This is my favorite part of the ride. I’m taking the Q train home from the city. We start a slow incline out of the tunnel from Canal Street to cross the Manhattan Bridge to the Brooklyn side. The tracks carry us over Chinatown. From here, without the putrid smells and incessant horn honking, it looks inviting. The red signs with gold Chinese lettering decorate every storefront. Vendors spill out onto the narrow, winding streets hawking their cheap kitsch for tourists. Fresh laundry blows on a line leading from an open window.
Then the East River is below and the downtown city skyscrapers come into view. The sun is setting on the other side of the Hudson River casting a cotton candy glow around the skyline. I always try to spot the Trinity Church spire. It’s not easy to find. Long overtaken by steel and glass around it, it was once the tallest building in New York. If I look down, I can see the Fulton Fish Market. After almost 200 years of operation from the Lower East Side, the fish mongers have moved to a new facility in the Bronx. The trains usually slow to a crawl about halfway over the bridge, and today is no exception. A biker on the path next to the train is keeping pace.
It gives me time to check out the venerable Brooklyn Bridge just to the south. The lights trimming the tension wires are twinkling in the dusk. Its stone-and-mortar construction makes it unique among all the bridges connecting to Manhattan, but I think New Yorkers are so fond of it because it was first.
Brooklyn comes into view with comparatively low buildings, just a little higher than the train windows.
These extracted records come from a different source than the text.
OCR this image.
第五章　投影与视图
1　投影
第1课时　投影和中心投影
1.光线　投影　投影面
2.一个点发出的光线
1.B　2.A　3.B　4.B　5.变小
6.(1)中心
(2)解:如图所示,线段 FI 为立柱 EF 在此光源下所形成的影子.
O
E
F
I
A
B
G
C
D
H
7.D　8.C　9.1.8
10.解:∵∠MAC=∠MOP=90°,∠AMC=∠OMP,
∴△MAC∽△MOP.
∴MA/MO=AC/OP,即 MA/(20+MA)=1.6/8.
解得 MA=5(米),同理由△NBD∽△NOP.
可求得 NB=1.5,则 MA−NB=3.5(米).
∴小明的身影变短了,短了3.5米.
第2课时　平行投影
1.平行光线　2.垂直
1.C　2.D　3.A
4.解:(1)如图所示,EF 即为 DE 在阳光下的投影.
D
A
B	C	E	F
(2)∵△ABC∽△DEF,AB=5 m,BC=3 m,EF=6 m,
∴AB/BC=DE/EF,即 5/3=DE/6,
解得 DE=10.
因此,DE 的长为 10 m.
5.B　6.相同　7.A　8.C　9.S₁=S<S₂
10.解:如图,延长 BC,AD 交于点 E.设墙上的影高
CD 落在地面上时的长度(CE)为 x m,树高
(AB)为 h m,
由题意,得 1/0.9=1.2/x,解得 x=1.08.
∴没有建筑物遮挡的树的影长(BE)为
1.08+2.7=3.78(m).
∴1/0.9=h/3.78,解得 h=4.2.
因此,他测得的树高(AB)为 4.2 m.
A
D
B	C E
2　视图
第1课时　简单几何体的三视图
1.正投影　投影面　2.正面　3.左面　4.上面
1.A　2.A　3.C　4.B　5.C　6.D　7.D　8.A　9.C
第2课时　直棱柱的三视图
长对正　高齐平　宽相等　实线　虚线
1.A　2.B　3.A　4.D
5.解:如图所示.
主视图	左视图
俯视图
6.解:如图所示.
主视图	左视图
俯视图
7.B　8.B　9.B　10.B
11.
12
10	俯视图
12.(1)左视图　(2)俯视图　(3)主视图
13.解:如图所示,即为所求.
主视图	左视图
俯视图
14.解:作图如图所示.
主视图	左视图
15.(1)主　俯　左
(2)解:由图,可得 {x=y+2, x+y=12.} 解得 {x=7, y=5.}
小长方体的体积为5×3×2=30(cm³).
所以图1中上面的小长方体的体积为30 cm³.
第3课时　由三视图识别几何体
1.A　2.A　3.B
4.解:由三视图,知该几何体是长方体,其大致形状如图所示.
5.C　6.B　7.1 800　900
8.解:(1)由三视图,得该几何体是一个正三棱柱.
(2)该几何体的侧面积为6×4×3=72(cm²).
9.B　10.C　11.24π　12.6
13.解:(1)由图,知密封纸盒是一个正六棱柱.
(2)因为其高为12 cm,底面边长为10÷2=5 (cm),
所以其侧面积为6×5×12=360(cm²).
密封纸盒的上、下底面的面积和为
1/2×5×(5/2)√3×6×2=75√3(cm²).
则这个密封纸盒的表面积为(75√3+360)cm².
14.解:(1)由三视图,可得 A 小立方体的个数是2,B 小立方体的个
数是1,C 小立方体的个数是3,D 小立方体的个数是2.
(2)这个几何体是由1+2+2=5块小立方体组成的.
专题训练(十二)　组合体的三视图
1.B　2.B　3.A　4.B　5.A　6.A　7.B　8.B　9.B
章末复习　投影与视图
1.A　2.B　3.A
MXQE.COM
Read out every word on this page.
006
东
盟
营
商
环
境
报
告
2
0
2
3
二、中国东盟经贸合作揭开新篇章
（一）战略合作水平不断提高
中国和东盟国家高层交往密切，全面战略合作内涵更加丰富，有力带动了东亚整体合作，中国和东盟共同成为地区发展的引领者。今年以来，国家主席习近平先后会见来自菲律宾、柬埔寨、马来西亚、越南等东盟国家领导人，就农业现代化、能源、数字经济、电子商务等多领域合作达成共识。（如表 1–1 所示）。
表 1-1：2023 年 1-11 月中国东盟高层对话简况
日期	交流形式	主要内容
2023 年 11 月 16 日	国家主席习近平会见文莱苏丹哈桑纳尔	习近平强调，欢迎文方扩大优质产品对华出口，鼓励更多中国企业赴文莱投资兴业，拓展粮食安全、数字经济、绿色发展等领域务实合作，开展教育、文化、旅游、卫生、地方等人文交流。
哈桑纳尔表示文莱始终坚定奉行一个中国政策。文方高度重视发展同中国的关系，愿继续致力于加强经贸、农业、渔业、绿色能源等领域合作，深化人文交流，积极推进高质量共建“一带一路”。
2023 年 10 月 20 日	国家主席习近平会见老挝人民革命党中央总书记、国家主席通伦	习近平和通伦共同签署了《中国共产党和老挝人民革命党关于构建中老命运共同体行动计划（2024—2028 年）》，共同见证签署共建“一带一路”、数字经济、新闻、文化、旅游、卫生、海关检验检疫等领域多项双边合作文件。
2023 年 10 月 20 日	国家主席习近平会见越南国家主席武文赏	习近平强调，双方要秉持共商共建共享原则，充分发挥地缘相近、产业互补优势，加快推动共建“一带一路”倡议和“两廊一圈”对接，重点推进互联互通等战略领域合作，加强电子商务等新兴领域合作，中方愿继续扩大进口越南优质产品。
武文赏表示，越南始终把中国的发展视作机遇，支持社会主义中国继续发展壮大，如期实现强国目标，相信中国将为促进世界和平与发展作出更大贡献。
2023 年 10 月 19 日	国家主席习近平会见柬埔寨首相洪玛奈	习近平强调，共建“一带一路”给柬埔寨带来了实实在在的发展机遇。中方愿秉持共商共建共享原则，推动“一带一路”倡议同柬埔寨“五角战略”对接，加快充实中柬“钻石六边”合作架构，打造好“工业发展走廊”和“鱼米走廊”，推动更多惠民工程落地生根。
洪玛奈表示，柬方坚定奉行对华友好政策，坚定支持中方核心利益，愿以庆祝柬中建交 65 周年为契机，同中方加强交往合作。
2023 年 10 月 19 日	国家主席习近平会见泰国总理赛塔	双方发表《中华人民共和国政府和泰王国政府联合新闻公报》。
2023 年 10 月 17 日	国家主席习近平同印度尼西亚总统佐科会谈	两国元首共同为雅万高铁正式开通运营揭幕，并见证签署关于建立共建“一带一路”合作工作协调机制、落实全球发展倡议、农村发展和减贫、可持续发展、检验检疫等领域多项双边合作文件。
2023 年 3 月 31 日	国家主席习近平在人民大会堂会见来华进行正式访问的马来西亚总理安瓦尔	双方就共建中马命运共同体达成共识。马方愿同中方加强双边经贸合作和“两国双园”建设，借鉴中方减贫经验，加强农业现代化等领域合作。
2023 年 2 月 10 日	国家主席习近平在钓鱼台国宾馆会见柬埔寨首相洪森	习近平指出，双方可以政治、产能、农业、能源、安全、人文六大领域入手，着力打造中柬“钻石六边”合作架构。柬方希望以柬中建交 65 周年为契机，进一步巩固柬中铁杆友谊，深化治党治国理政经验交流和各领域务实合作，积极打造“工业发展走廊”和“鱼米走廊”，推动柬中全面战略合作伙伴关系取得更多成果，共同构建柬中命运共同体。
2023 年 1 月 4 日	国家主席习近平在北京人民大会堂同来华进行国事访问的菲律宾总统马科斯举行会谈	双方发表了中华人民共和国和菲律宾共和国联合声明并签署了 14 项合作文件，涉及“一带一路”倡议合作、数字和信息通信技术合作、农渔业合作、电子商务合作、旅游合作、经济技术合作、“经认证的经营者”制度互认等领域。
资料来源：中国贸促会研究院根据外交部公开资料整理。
As we begin the descent into the tunnel, I can see Fulton’s Landing, a now grassy spot where General George Washington, outmanned and outgunned by the British pressing down from the hill above in the Battle of Brooklyn, stole away in the middle of the night avoiding capture and kept the Americans’ hopes for independence alive. There is a small playground painted in primary colors next to the landing area and a boy is being pushed on a swing by his mother.
New construction rises next to old graffitied buildings. A clock tower is on top of one of the many loft buildings that are being converted from warehouses and factories as people rediscover the neighborhood of DUMBO. It’s 4:30. We slide into the tunnel and I’m almost home.